Hatchworth, in the meantime, was concurrently expanding his programming at a rapid pace. Exposed to more interaction with Rabbit and the Spine and the rest of our family, his Bluematter quickly taught him more human mannerisms than what he’d had before going into the vault. While he kept his long-time interest in sandwichcraft, the stovetop automaton began to rely less and less on the hatch-enclosed portal and more on conventional cooking techniques. I think this drive was fueled by a sort of secret desire to be more human, which I’m sure he must have picked up from his older “brother,” but the bronze bot always denied it in favor of the excuse of keeping radiation to a minimum. When he’d found a place in the family, we introduced the musical programming into his code, and he slowly began the long adaptation to join the band. The practice sessions between the three of them and our accompanying humans were rough at first, as Hatchworth learned his instrument and fine-tuned his motor control on the fretboard, but soon enough he seemed to be able to keep up with the rest of the band, and I was able to resume the bookings for Steam Powered Giraffe.

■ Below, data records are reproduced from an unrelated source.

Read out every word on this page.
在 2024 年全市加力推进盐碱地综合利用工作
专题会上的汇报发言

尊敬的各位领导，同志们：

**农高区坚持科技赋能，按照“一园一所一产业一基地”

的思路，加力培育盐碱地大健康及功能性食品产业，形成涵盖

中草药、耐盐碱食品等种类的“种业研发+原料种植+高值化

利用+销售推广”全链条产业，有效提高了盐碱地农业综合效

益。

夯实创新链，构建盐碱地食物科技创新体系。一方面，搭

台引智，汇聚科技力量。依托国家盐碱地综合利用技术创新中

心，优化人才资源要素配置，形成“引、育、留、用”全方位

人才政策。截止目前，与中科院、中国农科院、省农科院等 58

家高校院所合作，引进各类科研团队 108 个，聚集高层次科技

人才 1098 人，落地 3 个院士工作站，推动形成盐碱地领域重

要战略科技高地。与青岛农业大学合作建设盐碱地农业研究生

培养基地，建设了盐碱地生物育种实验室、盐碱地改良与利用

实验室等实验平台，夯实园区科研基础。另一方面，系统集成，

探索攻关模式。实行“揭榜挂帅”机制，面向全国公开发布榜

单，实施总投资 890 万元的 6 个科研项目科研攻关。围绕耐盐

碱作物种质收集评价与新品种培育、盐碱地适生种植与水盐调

	5. Some helpful and crudely-drawn illustrations

**Summary for the Chapter:**

> Some visual explanation of my headcanon for Peter VI

  
I was trying to get a bit of a visual down for how my headcanon Peter’s face would work. His facial features would all fade in and out independent of each other, and their presence would be dependent upon his mood at the time. The more intensely negative his feelings are, the less face and more scars he has. These extremes can go all the way from looking almost normal around someone he greatly trusts, to being an eerily smooth and flat surface with no facial contours or structure or freckles or even blush, just completely riddled with brightly-glowing blue scars. That would be when he’s especially scared or in pain or panicked. Sudden transitions in mood can cause the face to blink out of existence so quickly that it has been known to create a small popsound.

The itching or pain that occasionally will crop up in the scars would be Peter’s only indication of when he is probably blank, otherwise it’s a pretty big mystery to him that is usually covered up by the mask anyway. He gave up on using mirrors to check and see after they all eventually just showed the blank canvas every time. Mirrors and cameras automatically trigger his self-consciousness nowadays.

The only hope he really has of ever seeing his own face again would be if someone (someone really close to him, like a significant other) were able to capture it on film while he was sleeping. Or if someone drew it from memory. And yes, I like to give my Peter a goatee. I like to think that either A. He doesn’t bother with shaving anymore and that just happens to be the only facial hair that really grows in for him, or B. even though nobody ever sees it, he still fashions himself a little bit after his role model, Pappy Walter I with little touches like the goatee.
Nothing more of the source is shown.